Our twenty-first-cen
tury economy can be our most productive and our future can be better than our past—if we return to the principles and values that made us great. In the expanded international arena, money, goods, people, and information all move freely and rapidly. Just look at where our T-shirts, technology, and cars are manufactured, and who buys our aircraft, software, and surgical systems, and you can see that we are no longer a self-contained nation. The world’s growing interdependence, with all of its benefits, also challenges American policy makers to find new ways to form international partnerships to achieve our vital national goals. I don’t need to tell you that financially predominant nations have more cooperative partners. Needless to say, governments that aspire to the role of global superpower are not drowning in debt.
Transformation has always been an American strength. The impulse to remake and improve our lives is woven into our national fabric. Thomas Jefferson, writing to his friend James Madison in December of 1787, confessed, “I am not a friend to a very energetic government.

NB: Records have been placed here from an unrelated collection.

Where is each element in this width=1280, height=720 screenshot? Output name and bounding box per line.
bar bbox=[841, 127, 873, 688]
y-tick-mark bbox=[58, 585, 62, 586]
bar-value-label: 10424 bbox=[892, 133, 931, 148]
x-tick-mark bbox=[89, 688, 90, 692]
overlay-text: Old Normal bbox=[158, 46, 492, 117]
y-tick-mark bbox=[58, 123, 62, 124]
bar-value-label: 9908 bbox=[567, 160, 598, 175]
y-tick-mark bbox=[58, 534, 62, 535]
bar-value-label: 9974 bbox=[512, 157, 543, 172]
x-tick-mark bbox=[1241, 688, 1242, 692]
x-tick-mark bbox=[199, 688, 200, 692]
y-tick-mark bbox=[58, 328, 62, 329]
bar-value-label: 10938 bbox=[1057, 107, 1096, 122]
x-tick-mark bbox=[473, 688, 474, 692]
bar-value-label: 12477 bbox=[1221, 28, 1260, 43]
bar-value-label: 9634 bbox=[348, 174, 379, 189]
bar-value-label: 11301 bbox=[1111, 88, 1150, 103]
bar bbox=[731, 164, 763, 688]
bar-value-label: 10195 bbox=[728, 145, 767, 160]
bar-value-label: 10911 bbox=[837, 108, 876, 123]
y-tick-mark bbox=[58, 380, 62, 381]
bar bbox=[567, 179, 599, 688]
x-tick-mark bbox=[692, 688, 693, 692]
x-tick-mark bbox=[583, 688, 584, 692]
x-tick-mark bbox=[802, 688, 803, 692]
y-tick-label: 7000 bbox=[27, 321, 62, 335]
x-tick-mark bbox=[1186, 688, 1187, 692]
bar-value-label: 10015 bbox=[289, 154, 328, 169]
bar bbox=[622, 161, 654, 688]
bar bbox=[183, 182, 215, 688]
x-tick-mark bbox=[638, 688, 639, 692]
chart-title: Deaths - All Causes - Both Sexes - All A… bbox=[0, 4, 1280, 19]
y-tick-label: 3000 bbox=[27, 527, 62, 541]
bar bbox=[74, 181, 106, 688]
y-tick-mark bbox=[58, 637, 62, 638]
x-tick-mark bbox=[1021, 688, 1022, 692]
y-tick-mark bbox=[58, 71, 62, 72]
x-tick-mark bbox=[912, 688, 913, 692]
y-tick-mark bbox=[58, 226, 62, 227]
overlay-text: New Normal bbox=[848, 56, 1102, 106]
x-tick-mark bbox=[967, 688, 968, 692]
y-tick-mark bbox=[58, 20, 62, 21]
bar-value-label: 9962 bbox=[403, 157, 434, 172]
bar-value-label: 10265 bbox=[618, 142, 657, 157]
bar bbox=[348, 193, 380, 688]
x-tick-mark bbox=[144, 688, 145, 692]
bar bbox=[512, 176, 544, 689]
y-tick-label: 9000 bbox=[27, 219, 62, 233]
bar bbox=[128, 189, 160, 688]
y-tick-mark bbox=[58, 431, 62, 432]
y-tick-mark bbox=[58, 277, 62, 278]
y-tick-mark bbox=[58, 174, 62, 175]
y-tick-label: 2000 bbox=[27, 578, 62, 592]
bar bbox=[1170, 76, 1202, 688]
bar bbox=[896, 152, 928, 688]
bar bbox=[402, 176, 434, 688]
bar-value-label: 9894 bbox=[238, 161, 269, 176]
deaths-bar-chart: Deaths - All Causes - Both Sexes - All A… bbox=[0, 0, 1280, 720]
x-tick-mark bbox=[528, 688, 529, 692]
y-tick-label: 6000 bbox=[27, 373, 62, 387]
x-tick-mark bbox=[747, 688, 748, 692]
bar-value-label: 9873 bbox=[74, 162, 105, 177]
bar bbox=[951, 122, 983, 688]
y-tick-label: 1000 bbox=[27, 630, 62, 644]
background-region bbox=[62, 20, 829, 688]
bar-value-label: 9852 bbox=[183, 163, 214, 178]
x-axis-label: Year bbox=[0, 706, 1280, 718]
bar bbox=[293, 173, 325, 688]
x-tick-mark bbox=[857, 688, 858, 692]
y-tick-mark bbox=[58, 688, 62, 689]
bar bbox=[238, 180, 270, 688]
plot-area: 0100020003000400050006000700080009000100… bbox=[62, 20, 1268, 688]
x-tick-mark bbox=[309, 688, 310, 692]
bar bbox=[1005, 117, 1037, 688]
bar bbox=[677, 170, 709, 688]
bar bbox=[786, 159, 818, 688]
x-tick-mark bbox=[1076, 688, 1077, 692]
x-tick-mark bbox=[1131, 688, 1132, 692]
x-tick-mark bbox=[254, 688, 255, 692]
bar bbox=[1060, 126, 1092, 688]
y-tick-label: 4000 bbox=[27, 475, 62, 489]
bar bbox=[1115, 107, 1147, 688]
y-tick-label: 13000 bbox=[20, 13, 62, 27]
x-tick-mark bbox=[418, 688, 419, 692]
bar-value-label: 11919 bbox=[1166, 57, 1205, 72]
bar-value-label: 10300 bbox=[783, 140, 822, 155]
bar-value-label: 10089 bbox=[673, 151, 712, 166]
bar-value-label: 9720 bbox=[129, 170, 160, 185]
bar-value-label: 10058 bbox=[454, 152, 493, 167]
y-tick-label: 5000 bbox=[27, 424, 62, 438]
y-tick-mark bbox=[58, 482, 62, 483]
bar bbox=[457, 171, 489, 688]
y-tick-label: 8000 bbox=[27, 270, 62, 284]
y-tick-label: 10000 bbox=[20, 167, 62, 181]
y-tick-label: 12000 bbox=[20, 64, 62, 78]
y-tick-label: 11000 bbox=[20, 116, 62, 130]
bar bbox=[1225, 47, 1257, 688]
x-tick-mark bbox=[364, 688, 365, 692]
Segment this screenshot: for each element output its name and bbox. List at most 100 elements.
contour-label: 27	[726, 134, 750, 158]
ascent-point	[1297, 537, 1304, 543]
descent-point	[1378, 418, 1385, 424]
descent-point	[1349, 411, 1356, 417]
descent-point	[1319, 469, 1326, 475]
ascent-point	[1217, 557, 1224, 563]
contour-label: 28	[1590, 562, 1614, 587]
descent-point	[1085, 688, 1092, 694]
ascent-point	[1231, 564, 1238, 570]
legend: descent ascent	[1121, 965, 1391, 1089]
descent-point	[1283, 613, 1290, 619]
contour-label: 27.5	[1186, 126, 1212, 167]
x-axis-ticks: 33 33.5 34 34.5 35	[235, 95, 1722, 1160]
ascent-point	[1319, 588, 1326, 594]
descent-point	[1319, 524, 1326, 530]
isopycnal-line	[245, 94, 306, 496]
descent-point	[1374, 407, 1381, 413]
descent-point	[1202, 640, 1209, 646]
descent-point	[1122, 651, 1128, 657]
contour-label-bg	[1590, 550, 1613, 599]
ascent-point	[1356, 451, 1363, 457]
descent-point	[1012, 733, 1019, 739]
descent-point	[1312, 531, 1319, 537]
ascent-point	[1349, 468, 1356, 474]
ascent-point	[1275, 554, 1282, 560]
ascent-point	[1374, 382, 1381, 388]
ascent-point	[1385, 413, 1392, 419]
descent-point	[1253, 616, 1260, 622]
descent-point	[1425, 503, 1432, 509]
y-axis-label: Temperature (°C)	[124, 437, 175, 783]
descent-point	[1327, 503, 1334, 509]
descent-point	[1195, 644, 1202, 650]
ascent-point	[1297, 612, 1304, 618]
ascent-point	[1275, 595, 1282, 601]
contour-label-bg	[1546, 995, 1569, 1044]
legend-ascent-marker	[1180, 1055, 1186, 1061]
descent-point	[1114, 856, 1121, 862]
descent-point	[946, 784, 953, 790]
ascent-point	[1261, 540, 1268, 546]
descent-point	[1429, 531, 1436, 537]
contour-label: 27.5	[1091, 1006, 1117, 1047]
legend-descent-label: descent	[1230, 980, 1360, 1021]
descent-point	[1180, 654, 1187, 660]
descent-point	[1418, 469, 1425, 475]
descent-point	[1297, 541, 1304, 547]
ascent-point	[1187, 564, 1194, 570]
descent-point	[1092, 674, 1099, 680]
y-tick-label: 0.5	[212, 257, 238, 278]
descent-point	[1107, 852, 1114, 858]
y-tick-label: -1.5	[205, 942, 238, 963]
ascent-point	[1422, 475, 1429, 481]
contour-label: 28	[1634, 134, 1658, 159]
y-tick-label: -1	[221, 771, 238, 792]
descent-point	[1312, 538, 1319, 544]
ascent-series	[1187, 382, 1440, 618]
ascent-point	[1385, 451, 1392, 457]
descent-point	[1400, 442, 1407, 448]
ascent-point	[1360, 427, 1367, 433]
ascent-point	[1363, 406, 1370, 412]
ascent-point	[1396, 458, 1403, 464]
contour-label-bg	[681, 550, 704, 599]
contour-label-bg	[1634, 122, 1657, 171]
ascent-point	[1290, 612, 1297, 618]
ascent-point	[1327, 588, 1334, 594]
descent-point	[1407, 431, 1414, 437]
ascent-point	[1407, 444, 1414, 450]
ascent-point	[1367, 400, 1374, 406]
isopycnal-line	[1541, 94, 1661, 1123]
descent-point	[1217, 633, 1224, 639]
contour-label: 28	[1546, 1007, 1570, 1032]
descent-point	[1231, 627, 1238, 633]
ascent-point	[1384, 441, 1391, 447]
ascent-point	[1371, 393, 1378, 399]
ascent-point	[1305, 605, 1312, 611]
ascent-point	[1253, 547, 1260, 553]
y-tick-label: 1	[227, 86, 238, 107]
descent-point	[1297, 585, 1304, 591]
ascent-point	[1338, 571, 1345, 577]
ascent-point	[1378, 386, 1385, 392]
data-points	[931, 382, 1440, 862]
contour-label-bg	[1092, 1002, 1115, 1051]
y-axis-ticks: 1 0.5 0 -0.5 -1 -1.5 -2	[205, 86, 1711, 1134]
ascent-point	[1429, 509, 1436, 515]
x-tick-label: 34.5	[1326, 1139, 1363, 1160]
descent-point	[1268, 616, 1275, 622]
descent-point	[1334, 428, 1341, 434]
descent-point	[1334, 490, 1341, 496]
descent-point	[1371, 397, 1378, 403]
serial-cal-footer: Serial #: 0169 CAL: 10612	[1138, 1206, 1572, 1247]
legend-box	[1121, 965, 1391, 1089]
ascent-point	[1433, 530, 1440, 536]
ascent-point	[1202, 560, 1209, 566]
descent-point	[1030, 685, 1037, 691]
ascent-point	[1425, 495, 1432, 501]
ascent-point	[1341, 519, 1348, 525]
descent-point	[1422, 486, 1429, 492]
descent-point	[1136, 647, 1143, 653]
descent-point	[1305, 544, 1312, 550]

It is always oppressive.” But even a staunch believer in limited government like Jefferson realized that governments must change with the times. Writing in 1816, after serving two terms as president and reflecting on America’s rapid westward expansion and increasing involvement in the world economy, he proclaimed, “We might as well require a man to wear still the coat which fitted him when a boy, as civilized society to remain ever under the regimen of their barbarous ancestors.”
As a nation, we need to follow both of Jefferson’s impulses. We need to support those government programs that truly do help us achieve the core aims spelled out in the preamble of our Constitution. At the same time, we need to weed out those programs that are either ineffective or contrary to our national goals and better target some of the ones that remain. We need to be realistic about what we can afford and sustain over time. As Jefferson also said, “It is incumbent on every generation to pay its own debts as it goes.” It’s time for tough choices and tough love in Washington.